狭い家は七人も入れば窮屈で仕方無いが、家の主であるハリーはトーマスが乗って来た馬をどうするかという方が頭を悩ませるらしい。
「目立ちすぎるなあ…」
走り回っていた黒馬は疲れているのか、ぶるると鼻を鳴らして動く様子は無い。家の外に生えている草を食む様子を眺めながら、トーマスは小さく笑った。
「すまない、隠しておいてくれ」
「じゃあ…隣の裏庭に」
困り顔のハリーはフィリップと共に黒馬の手綱を引っ張る。なかなか動いてくれない馬に苦戦している姿に知らぬふりをして、残りの五人は家の中へと入って行った。
◆◆◆
沢山話をした。義母には城での生活がどのようなものだったか話して聞かせ、トーマスには城に行くまでの生活を話した。

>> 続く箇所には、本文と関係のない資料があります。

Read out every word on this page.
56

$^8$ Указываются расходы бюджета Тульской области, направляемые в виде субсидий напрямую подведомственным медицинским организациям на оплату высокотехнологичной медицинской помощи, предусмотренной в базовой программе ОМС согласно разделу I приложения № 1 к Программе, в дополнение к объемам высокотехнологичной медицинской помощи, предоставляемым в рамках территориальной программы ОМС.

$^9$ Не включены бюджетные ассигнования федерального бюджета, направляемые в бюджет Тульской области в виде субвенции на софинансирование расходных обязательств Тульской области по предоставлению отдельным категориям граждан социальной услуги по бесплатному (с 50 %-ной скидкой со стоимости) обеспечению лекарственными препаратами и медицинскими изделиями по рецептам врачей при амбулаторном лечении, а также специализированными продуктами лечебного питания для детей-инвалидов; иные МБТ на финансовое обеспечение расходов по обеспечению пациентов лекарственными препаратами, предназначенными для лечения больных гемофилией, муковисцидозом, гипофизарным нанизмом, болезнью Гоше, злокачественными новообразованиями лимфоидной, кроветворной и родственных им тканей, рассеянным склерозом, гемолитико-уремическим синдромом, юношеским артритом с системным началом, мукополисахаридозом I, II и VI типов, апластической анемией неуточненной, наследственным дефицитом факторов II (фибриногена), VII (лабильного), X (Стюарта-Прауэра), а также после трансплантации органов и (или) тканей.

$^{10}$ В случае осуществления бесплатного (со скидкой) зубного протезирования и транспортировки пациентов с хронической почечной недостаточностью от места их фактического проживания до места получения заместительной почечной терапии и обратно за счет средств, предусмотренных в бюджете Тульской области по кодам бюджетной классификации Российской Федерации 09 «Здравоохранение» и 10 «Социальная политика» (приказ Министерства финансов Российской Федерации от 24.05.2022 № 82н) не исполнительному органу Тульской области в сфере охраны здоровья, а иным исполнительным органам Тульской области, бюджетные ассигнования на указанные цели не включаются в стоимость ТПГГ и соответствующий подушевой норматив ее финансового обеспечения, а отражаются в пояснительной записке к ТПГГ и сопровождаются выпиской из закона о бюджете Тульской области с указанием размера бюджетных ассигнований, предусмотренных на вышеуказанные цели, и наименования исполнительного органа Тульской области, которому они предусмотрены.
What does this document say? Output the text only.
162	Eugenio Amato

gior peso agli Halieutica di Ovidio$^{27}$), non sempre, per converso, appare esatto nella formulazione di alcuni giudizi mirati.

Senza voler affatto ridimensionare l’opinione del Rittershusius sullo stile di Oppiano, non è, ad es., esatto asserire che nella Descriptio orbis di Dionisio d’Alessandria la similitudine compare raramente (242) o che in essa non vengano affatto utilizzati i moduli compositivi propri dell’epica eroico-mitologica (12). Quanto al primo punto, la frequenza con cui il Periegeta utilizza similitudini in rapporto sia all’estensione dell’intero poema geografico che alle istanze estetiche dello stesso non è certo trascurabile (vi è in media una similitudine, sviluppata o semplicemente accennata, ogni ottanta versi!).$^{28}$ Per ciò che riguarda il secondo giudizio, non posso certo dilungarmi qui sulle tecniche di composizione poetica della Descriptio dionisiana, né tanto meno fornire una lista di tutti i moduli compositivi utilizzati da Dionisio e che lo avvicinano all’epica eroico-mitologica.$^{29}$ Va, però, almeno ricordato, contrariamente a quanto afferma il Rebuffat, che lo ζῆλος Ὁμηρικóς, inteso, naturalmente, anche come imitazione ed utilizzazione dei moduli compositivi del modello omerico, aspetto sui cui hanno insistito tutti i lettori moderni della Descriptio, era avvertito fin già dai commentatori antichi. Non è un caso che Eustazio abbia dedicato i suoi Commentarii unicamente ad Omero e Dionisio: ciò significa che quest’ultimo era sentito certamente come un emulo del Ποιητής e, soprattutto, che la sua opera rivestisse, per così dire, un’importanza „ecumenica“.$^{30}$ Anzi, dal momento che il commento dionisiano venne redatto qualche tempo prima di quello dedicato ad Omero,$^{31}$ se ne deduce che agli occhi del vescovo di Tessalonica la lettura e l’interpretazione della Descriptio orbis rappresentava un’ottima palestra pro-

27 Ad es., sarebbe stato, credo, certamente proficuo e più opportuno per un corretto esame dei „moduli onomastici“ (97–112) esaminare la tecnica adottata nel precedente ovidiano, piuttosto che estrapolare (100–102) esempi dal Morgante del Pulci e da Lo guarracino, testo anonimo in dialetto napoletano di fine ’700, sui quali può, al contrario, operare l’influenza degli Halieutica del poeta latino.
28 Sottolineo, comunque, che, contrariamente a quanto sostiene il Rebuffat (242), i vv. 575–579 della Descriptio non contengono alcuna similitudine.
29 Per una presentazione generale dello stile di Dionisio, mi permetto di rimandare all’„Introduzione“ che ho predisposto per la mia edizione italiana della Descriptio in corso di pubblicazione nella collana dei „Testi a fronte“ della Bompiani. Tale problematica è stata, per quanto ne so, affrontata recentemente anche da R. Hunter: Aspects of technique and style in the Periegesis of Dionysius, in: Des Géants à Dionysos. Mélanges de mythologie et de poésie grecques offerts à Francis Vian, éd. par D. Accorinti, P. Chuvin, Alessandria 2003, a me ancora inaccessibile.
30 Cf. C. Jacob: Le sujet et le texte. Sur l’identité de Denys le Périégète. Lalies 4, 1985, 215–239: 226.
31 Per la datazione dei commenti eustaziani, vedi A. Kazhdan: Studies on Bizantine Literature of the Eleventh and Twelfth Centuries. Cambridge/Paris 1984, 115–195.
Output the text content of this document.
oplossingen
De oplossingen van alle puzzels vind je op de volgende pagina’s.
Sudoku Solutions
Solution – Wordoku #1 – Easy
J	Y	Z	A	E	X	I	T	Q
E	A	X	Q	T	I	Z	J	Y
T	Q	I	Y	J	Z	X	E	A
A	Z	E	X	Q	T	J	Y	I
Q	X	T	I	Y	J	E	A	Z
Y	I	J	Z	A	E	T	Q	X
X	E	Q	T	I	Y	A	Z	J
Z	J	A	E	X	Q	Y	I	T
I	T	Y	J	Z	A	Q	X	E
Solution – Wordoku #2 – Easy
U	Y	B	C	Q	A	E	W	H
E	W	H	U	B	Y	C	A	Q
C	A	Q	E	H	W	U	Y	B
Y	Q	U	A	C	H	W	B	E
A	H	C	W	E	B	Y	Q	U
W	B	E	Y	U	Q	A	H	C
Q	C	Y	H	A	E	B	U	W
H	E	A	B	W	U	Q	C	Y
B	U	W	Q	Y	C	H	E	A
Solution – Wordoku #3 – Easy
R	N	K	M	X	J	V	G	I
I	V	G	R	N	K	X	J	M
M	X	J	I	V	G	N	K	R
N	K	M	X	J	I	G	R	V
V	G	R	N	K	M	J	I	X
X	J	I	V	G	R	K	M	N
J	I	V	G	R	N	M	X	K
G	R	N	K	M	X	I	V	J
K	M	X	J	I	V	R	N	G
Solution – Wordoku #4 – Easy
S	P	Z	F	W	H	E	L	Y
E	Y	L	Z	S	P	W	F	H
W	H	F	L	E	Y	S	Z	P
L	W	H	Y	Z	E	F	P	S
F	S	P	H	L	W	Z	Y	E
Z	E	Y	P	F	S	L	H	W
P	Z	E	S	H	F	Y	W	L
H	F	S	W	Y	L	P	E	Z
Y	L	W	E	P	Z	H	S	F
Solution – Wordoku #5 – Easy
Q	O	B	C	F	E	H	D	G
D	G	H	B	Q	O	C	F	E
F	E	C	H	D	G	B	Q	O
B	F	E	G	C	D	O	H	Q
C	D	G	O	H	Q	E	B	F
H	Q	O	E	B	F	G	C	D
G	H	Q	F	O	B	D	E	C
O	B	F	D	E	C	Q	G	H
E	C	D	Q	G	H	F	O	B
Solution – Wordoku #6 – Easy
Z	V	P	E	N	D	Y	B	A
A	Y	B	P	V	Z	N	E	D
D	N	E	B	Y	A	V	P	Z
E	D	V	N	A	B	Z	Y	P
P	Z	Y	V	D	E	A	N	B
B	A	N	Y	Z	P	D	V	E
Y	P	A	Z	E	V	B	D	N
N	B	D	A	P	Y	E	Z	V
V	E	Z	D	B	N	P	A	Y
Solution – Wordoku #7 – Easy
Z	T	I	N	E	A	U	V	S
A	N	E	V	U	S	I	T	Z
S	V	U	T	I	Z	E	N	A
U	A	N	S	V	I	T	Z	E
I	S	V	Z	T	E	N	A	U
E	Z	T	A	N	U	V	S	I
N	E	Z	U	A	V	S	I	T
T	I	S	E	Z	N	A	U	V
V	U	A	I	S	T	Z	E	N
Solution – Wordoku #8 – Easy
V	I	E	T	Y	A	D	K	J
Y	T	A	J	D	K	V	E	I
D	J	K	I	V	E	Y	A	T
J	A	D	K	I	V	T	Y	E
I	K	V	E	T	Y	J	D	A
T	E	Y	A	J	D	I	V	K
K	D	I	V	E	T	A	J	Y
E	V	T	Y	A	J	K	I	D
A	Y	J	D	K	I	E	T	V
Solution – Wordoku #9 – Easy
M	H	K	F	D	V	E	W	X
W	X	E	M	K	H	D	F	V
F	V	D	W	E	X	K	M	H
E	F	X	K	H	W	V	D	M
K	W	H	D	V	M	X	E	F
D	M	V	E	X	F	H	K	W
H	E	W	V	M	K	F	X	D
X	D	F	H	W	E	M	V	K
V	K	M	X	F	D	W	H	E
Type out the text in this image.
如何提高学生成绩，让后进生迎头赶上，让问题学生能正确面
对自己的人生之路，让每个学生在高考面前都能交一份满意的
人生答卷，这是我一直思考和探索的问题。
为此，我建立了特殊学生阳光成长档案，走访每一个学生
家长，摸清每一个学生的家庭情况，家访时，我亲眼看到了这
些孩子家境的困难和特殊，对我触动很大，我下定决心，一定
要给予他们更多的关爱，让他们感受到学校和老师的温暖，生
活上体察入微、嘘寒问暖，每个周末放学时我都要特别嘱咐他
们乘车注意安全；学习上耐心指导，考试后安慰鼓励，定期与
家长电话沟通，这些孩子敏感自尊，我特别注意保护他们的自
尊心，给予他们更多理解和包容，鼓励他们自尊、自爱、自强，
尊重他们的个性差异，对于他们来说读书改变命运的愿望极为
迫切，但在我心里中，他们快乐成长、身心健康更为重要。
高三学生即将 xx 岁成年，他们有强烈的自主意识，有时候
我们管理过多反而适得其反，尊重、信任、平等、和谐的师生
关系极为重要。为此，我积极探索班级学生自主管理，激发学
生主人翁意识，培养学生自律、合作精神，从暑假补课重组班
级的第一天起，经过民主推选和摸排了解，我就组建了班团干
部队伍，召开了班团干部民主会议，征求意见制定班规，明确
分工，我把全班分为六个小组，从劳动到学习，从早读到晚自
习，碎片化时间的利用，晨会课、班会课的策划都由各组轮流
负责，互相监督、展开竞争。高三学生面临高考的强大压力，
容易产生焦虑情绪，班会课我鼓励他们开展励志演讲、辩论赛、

聞かされた二人は、エラの横暴に眉を顰め、リリーを憐れんだ。
「やっぱり一緒に帰りましょう?いくら王子様でも、王太子であるお兄様とその妻であるエラから守り切れるとは思えないもの」
じとりとトーマスを睨んだ義母は、娘を守るようにしっかりとリリーの体を抱きしめる。取り返そうとするトーマスの手を叩き落とし、威嚇する様に鼻を鳴らすのだが、相手は王子様だという事を忘れているのだろうか。
「ご安心を、ルメジャン伯爵夫人。あの女は必ずや追い出しますので」
「追い出す?あの子を?追い出せるのですか?この国の王太子妃ですのに!」
「リリーの代わりにあの女を連れ帰れば良い。貴方の娘なのでしょう?」
にたりと笑ったトーマスは、偉そうにふんぞり返りながら義母を睨む。さてどうしようと困っているリリーは、口を挟めないマージと目が合ったが「助けて」と視線で訴えてもふるふると首を横に振られて終わってしまった。
「妹に王太子妃の仕事を押し付けるような女が未来の王妃?笑わせる。そう育ててしまったのは貴方では?」
「それは…」
「親だと言うのなら、貴方が責任を取るべきではないだろうか。血の繋がらない娘であっても、そのように大事に抱え込む人なのだから出来るだろう」
冷たく義母を睨むと、トーマスはそっとリリーの手を取る。体は抱きしめられていて引き剥がせないが、手は自由だった。
「トーマス様、お義母様に意地悪を言わないでください。私の恩人ですよ」
「ん、分かった」
「お義母様、苦しいわ」
「あ…ごめんなさい」
漸く離れてくれたと息を吐き、リリーはトーマスと義母の顔を交互に見る。二人共一緒に帰ろうと言ってくれるのは嬉しいのだが、義母と共に国を出るつもりは無いし、トーマスに守られながら城で生活するのは嫌だ。いつまでも続くものではないし、エラを追い出してやらなければ安心して暮らせない。
「ちょっと考えがあるの」
「何をするんだ?」
「色々です。協力してくださいな」
にっこりと微笑んだリリーを前に、その場の誰もが首を傾げた。